This is my first attempt at lyrics that I actually feel confident in. The chorus is played in double time compared to the verses and it's just vox and an acoustic. I run on constructive criticism, so let me have it.

(Verse I)
So, what makes you think I can make it on my own?
On your own, what makes you feel like you can find the door?
Find the door, what tells you that outside is what you're looking for?
Looking for, do you even know what you're looking for?
Can you drive all night in the summertime?
Drive along the Atlantic coastline?
Can you stop in the cities and stop in the bays?
Can you make it back home one of these days?

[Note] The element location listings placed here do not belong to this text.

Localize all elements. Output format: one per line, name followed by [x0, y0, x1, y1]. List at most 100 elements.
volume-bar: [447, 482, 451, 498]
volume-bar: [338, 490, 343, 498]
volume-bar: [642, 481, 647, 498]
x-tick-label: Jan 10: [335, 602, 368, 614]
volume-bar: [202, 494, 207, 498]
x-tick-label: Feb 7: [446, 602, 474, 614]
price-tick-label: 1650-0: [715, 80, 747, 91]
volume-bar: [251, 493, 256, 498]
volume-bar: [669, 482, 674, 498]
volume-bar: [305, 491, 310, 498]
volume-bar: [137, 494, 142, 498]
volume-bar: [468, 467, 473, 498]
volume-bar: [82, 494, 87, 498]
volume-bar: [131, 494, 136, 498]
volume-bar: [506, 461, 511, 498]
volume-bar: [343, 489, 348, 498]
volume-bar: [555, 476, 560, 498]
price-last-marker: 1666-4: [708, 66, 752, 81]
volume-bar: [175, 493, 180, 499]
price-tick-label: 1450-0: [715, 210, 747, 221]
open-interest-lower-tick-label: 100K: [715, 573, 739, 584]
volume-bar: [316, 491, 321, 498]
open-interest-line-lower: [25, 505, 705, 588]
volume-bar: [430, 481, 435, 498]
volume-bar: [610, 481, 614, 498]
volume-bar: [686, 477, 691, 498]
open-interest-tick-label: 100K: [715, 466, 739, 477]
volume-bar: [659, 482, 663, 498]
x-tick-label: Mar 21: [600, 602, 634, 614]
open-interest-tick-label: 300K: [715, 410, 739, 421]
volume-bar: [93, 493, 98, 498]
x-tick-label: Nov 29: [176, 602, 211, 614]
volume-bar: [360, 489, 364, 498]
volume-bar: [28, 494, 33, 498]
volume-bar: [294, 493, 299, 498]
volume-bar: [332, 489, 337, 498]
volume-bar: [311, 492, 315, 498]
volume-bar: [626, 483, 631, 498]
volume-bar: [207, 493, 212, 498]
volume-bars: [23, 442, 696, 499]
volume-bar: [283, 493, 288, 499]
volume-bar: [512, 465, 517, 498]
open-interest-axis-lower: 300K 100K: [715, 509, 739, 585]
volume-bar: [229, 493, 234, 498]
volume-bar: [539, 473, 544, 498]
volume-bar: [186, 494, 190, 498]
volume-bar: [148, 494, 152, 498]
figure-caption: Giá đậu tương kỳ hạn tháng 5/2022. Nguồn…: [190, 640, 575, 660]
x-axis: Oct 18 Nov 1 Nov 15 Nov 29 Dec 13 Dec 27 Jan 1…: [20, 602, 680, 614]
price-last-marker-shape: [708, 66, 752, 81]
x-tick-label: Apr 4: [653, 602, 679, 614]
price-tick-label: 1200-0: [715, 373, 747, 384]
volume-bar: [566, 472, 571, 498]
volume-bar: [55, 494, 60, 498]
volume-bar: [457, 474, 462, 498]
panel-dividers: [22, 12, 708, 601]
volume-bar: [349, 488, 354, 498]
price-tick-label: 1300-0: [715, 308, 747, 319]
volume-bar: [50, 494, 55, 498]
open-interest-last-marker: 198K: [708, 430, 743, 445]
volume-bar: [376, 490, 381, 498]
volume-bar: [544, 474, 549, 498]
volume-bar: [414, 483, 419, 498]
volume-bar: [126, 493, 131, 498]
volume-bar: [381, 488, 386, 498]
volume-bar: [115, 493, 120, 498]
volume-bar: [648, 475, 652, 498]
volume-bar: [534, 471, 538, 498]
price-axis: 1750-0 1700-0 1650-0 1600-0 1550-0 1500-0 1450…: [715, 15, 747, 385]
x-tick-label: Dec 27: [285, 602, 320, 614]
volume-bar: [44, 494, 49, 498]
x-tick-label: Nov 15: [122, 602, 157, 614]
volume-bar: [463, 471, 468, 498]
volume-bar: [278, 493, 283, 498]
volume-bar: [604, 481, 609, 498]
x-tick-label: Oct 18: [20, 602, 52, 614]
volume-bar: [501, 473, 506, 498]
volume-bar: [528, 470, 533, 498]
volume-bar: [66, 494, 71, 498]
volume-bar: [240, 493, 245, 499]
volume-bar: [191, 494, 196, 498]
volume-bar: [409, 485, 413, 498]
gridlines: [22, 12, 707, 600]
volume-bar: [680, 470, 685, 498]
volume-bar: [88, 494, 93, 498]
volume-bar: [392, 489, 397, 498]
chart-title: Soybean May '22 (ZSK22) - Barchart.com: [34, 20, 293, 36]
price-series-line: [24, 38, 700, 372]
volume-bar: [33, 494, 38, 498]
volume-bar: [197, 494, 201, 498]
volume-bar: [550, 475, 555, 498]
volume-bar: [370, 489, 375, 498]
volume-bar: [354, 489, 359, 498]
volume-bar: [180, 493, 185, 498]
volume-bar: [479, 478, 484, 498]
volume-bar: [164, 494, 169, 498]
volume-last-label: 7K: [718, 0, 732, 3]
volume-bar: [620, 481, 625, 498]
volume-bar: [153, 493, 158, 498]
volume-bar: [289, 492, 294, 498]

Can you find yourself out on the pavement?
Or realize that you aren't there?
Can you finally see what I meant?
Can you finally see that I care?
(Verse II)
So, how'd you get so sick and cold?
Sick and cold, is it that you're out there on the road?
On the road, aren't you so damn tired and alone?
So alone, I'll beg the streetlights to guide you home.
(Chorus repeats)
(Chorus repeats at the same pace of the verses)

Thanks for any criticism.
It's just one voice, no echo. I just repeat the end of the last line at the start of the next. Can you please say something constructive?
I like it too i think its very good
It leaves some to the imagination even im kind of wondering exactly what the relationship is between these two people
and where the other person is
if thats what you were goin for
or maybe im completely off
Hey thanks guys. It is my first song, so I'm happy to hear such positive feedback. I'll go crit for crit. Keep the comments coming.